Ouviam-se comparações divididas entre os planos cinematográficos saídos do imaginário do americano Wes Anderson e o famoso comboio de longas distâncias, este bem real e a que chamaram o Expresso do Oriente.
Percorrendo a plataforma da estação via-se dentro do comboio um piano, um restaurante (com muitos copos de vidro que, por sorte ou mestria dos alunos da Escola de Hotelaria e Turismo do Porto, chegaram intactos ao fim de nove horas de solavancos), e uma apertada cozinha improvisada no vagão onde antes eram transportadas bagagens, correio e animais vivos.
É dentro deste compartimento que três chefs premiados com estrelas Michelin foram desafiados a cozinhar, por dia, 64 refeições gourmet sem recurso a fumo, gases ou fogo.
A última semana estaria reservada para dois chefs portugueses, cada um com uma estrela Michelin, estando um mais a Norte, Pedro Lemos, e o outro, João Rodrigues, o chef do Feitoria, em Lisboa.

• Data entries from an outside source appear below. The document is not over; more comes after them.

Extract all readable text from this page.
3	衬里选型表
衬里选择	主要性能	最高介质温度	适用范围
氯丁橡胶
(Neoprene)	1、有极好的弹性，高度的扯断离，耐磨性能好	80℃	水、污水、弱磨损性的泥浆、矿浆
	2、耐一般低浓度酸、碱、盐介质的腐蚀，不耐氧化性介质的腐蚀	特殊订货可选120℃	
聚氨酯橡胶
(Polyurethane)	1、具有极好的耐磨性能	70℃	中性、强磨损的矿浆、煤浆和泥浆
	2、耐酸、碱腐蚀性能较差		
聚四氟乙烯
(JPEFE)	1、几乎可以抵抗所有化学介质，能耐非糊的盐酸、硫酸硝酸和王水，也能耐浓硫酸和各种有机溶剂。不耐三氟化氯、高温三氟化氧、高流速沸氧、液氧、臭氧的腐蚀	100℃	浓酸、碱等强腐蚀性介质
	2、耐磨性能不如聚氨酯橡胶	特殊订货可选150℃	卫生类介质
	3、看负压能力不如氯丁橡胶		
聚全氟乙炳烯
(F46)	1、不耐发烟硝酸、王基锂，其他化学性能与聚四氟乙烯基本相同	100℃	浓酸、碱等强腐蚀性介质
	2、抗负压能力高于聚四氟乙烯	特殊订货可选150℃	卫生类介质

Aquando da primeira viagem, o desafio tinha sido aceite por um jovem, mas experiente, dinamarquês. Era ele Esben Bang, o cozinheiro mais jovem de sempre a conquistar três estrelas do guia Michelin.
Mas o “acto de coragem” em aceitar o convite, como lhe chama a brincar o dinamizador do evento, não chegou a ir para a frente porque dias antes, e ao fim de três meses a preparar um menu especialmente para esta viagem, o chef partiu uma perna e não chegou a deixar a capital norueguesa, onde tem o seu restaurante Maaemo.
Para o campo de batalha mandou o seu braço direito, o irlandês Halaigh Whelan-McManus, que com 28 anos teve a ousadia de pegar “nos fantásticos ingredientes portugueses”, dar-lhes um “elegante twist” e transformá-los em pratos da cozinha escandinava.
A fórmula destas receitas tem três pontos e já valeu ao restaurante Maaemo, por coincidência, três estrelas: ser sazonal, local e simples. Com muitas, muitas flores comestíveis à mistura.
O primeiro amuse-bouche, apresentado como “um miminho do chef”, chegou pouco tempo depois do primeiro copo de vinho (confessamos, eram 11h da manhã), e muito antes de se começar a ver o rio.
Os passageiros aproveitavam assim para admirar o interior clássico das carruagens, os confortáveis bancos, a cor verde menta, os avisos antigos de segurança (desde logo se sabe que as portas abrem em movimento caso alguém se encoste), as maçanetas, as casas de banho e as janelas que só são abertas por um técnico especializado (e só quando não há túneis).
Na tacinha de vidro saltavam imediatamente à vista as pétalas de cor laranja que pareciam repousar no akvavit, um destilado nórdico onde nadavam também pickles de cebola e ruibarbo.
A boca já estava adocicada e a vista, passadas as primeiras estações urbanas, começava também agora a ser mimada. À hora de maior calor, o sol entrava pelas janelas reflectido pelo Douro, onde, aliás, parecia que os carris estavam suspensos de tão próximos do rio estarem.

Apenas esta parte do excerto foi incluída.